Book Review: "Mastery" by Robert Greene

This book made a big impression on me, and I consider myself lucky to have encountered it at my relatively young age.

I think the book has greatly shaped and validated many of the approaches I hope to apply to my passion and career.

I think that the general idea that Greene harps on throughout the book is eccentricity. Trust your own path and never conform.

A lot of so-called masters rely heavily on intuition—allowing this sort of God-like guidance to push us on our way and help us connect with “infinite intelligence,” a general inexplicable source of inspiration.

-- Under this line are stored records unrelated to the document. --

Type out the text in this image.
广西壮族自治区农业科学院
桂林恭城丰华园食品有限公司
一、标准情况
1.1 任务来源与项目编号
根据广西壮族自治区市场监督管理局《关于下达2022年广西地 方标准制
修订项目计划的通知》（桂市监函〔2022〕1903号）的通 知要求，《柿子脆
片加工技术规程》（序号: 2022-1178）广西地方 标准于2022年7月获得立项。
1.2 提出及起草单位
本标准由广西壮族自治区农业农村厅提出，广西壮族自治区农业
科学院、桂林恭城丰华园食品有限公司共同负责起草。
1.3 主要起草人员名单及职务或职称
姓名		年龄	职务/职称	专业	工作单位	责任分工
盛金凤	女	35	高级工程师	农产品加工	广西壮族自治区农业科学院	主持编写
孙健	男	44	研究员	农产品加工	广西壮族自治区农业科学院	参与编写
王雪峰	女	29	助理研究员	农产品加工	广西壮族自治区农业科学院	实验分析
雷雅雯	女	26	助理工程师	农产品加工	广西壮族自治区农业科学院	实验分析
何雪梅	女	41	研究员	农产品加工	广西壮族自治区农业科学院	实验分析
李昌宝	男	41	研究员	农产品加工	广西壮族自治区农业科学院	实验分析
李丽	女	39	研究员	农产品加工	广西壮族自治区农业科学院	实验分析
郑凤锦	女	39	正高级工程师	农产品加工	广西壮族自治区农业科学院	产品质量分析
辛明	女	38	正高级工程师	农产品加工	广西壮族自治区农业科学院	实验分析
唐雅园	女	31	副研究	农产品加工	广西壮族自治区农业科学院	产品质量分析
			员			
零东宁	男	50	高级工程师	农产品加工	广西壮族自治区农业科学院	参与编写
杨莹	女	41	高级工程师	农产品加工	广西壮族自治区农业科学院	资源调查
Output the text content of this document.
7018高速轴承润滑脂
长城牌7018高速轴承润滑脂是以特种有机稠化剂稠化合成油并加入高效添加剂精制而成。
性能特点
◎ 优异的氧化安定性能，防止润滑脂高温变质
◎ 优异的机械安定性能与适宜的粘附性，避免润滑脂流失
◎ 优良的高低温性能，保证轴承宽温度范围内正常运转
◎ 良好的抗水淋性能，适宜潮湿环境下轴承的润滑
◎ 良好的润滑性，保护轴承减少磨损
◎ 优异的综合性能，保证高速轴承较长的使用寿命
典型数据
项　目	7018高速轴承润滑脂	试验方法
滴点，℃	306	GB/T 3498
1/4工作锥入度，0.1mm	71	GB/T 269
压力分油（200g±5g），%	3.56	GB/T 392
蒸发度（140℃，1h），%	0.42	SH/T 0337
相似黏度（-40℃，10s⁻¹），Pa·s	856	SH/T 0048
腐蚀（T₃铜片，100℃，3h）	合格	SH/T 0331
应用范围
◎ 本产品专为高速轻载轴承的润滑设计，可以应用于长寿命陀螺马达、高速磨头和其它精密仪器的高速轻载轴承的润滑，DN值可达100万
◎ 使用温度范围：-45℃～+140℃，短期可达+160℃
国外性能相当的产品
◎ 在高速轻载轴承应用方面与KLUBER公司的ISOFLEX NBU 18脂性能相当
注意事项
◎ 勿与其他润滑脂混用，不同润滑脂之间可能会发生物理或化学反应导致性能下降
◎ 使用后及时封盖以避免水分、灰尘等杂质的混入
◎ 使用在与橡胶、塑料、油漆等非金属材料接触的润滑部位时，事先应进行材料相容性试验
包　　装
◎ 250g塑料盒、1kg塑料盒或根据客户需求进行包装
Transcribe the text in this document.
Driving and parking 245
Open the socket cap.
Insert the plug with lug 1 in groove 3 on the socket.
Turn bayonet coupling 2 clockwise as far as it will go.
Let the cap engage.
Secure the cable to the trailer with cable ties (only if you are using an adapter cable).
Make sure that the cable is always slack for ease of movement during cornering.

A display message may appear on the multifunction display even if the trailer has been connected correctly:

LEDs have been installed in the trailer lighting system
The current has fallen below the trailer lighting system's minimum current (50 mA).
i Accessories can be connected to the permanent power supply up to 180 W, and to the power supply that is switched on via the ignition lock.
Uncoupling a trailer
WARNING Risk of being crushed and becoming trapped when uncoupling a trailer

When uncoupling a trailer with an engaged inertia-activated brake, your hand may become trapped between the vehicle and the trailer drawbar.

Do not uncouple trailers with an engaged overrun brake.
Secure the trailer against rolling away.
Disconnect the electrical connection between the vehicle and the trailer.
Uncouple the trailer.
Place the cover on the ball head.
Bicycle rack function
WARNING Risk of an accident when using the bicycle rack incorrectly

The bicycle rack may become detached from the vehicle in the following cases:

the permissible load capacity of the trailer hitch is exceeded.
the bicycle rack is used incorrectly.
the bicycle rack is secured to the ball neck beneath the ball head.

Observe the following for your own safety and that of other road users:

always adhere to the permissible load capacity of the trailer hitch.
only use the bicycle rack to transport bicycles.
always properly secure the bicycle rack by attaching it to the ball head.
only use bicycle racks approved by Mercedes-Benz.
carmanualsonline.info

Greene offers both practical and unconventional advice on creativity, and he keenly persuades us against any run-of-the-mill self-development advice, which tends to be overly flattering and inflated with simple steps that follow a one-size-fits-all formula.

He also accentuates the importance of finding mentors, people who can support you through an extended period of apprenticeship in order to absorb their knowledge and skill.

Greene is an extraordinary writer, one of the best I have encountered in my life.

His book is full of sharp one-liners, and all of his work is heavily researched.

He also writes on controversial topics such as war, power, and seduction. His book “The 48 Laws of Power” is the most sought after book by prison inmates in the country, and he coauthored a book with 50-cent called the “50th Law.”

The reason that “Mastery” is so wonderful is that he draws on examples from countless biographies—think Darwin, Napoleon Bonaparte, Keats, and Melville—but also contemporary gurus like tech entrepreneurs.

By identifying a general pattern in traits, Greene presents a compelling example of how we can spend our lives.

Do yourself a favor and read this book!